Achieving Observability on Fog Computing with the use of open-source tools
Breno Costa, Abhik Banerjee, Prem Prakash Jayaraman, Leonardo R. Carvalho, João Bachiega, Aleteia Araujo
TL;DR
Addresses the challenge of enabling observability in Fog Computing under resource constraints by formalizing Fog Observability and the Fog Observability Data Life Cycle (ODLC), and by evaluating open-source tooling on a real smart-city testbed. The approach centers on a quantitative overhead model, $Outcome = \frac{Observability}{Overhead}$, and a weighted variant $Outcome = \frac{W_{Met}}{Over_{Met}} + \frac{W_{Log}}{Over_{Log}} + \frac{W_{Tra}}{Over_{Tra}} + \frac{X(ID)}{Over_{X(ID)}}$, to guide adaptive data collection. The contributions are a formal definition of fog observability, the ODLC framework, and an empirical evaluation demonstrating that observability can be delivered at the edge with manageable overhead by reducing data volume and carefully configuring the data-path. The findings provide practical guidance for SLA-oriented, edge-centric decision making in IoT deployments and highlight the need for orchestration to balance data richness against resource usage.
Abstract
Fog computing can provide computational resources and low-latency communication at the network edge. But with it comes uncertainties that must be managed in order to guarantee Service Level Agreements. Service observability can help the environment better deal with uncertainties, delivering relevant and up-to-date information in a timely manner to support decision making. Observability is considered a superset of monitoring since it uses not only performance metrics, but also other instrumentation domains such as logs and traces. However, as Fog Computing is typically characterised by resource-constrained nodes and network uncertainties, increasing observability in fog can be risky due to the additional load injected into a restricted environment. There is no work in the literature that evaluated fog observability. In this paper, we first outline the challenges of achieving observability in a Fog environment, based on which we present a formal definition of fog observability.
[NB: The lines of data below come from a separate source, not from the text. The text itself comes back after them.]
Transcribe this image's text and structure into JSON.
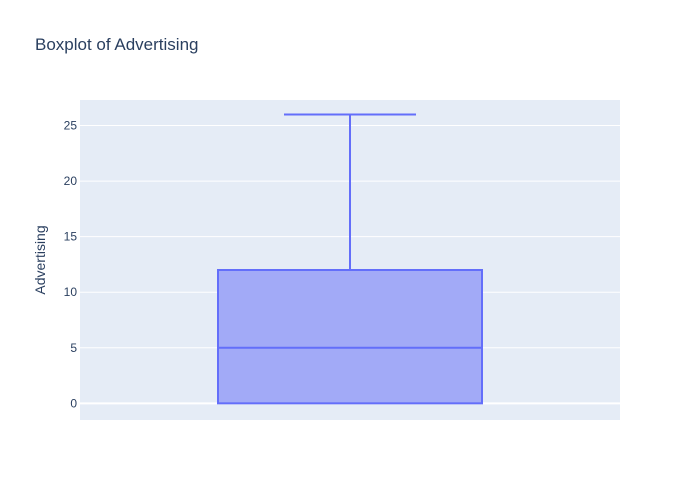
{
  "chart_data": {
    "type": "box",
    "title": "Boxplot of Advertising",
    "xlabel": "",
    "ylabel": "Advertising",
    "ylim": [
      -1.5,
      27.3
    ],
    "yticks": [
      0,
      5,
      10,
      15,
      20,
      25
    ],
    "grid": true,
    "series": [
      {
        "min": 0,
        "q1": 0,
        "median": 5,
        "q3": 12,
        "max": 26,
        "color": "#636efa",
        "fill": "#a2aaf7"
      }
    ]
  },
  "colors": {
    "plot_bg": "#e5ecf6",
    "grid": "#ffffff",
    "text": "#2a3f5f"
  }
}
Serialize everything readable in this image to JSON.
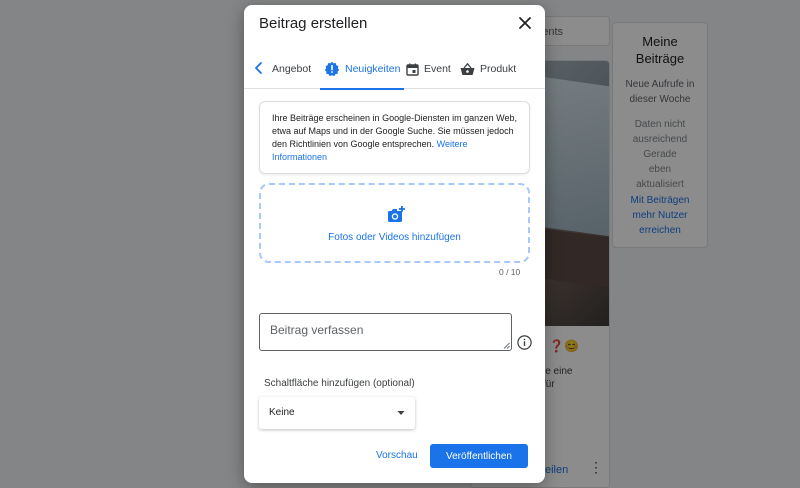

Subsequently, a real-world Fog Computing testbed running a smart city use case is deployed, and an empirical evaluation of fog observability using open-source tools is presented. The results show that under certain conditions, it is viable to provide observability in a Fog Computing environment using open-source tools, although it is necessary to control the overhead modifying their default configuration according to the application characteristics.